Bird’s economic performance has improved significantly due to a shift towards a third-party operational model, where scooter fleet management is outsourced. Previously, Bird operated a more centralized, and less profitable, business.

“We’re observing strong retention among our fleet manager partners, largely due to the average of 100 vehicles we deploy to each partner, providing leverage on labor costs and enabling them to maximize earnings,” stated Travis VanderZanden, Bird’s founder and CEO. “The robust earnings seen by fleet manager partners, and the resulting revenue share potential, are driving strong retention despite labor challenges in other industries.”
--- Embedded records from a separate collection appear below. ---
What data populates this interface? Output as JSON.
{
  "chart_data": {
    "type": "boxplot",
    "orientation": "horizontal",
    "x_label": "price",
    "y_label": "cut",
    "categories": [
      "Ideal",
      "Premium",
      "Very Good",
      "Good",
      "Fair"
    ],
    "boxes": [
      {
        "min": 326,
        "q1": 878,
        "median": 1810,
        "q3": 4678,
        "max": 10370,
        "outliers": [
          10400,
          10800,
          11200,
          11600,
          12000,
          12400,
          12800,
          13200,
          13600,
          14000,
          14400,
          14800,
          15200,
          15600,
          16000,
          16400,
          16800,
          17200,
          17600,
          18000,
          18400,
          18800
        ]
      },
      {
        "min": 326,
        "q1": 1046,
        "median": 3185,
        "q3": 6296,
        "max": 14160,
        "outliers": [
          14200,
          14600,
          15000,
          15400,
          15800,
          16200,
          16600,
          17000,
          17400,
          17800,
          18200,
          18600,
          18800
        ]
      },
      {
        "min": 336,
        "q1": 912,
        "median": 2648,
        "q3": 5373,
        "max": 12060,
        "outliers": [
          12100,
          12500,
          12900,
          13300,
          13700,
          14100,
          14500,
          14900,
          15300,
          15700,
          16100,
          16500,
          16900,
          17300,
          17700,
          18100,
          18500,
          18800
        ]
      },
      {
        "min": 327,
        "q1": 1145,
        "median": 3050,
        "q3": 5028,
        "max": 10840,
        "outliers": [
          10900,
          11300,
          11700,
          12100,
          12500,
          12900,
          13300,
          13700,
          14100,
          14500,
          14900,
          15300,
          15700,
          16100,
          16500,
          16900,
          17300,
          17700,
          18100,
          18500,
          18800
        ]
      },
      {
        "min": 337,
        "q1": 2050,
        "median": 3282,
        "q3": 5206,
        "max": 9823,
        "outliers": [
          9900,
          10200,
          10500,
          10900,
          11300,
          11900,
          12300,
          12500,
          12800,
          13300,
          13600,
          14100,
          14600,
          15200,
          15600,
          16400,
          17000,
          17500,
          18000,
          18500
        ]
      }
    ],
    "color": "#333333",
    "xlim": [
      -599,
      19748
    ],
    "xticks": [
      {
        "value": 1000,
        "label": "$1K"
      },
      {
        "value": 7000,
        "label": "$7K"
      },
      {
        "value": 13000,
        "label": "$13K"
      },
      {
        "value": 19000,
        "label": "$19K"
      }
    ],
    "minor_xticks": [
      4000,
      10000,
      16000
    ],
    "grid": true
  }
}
Reasons for cautious optimism exist. Bird’s revenue doesn’t need to triple to cover operating costs if gross margins continue to improve. The company has demonstrated encouraging signs in this regard. For instance, despite a 52% year-over-year increase in “average deployed vehicles” to 78,500 in Q3 2021, average daily rides increased from 1.6x to 2.1x.

More scooters and increased rides per scooter per day are positive indicators for Bird. The 2.1x figure is the highest recorded in the company’s earnings reports, suggesting an upward trend. Rising ride volume will provide a tailwind to Bird’s profitability in the coming quarters, assuming it can be sustained.

There’s no immediate solution to the substantial gap between Bird’s operating costs and gross profit. However, the company’s core operations are improving, and its recent recapitalization through the SPAC merger provides it with financial resources. Bird reports that, inclusive of its public debut, “total cash, cash equivalents, and restricted cash, as of September 30, 2021, were $309 million after adjusting for $246 million received at the closing of the business combination.”

Bird’s operations consumed $66.5 million in cash during the first nine months of 2021, while investing cash flows were even larger, at a negative $115.5 million. Scooter purchases are recorded within investing cash flow.

In conclusion, Bird’s recovery from its 2020 lows continues. The crucial question now is whether this recovery is rapid enough to satisfy investors.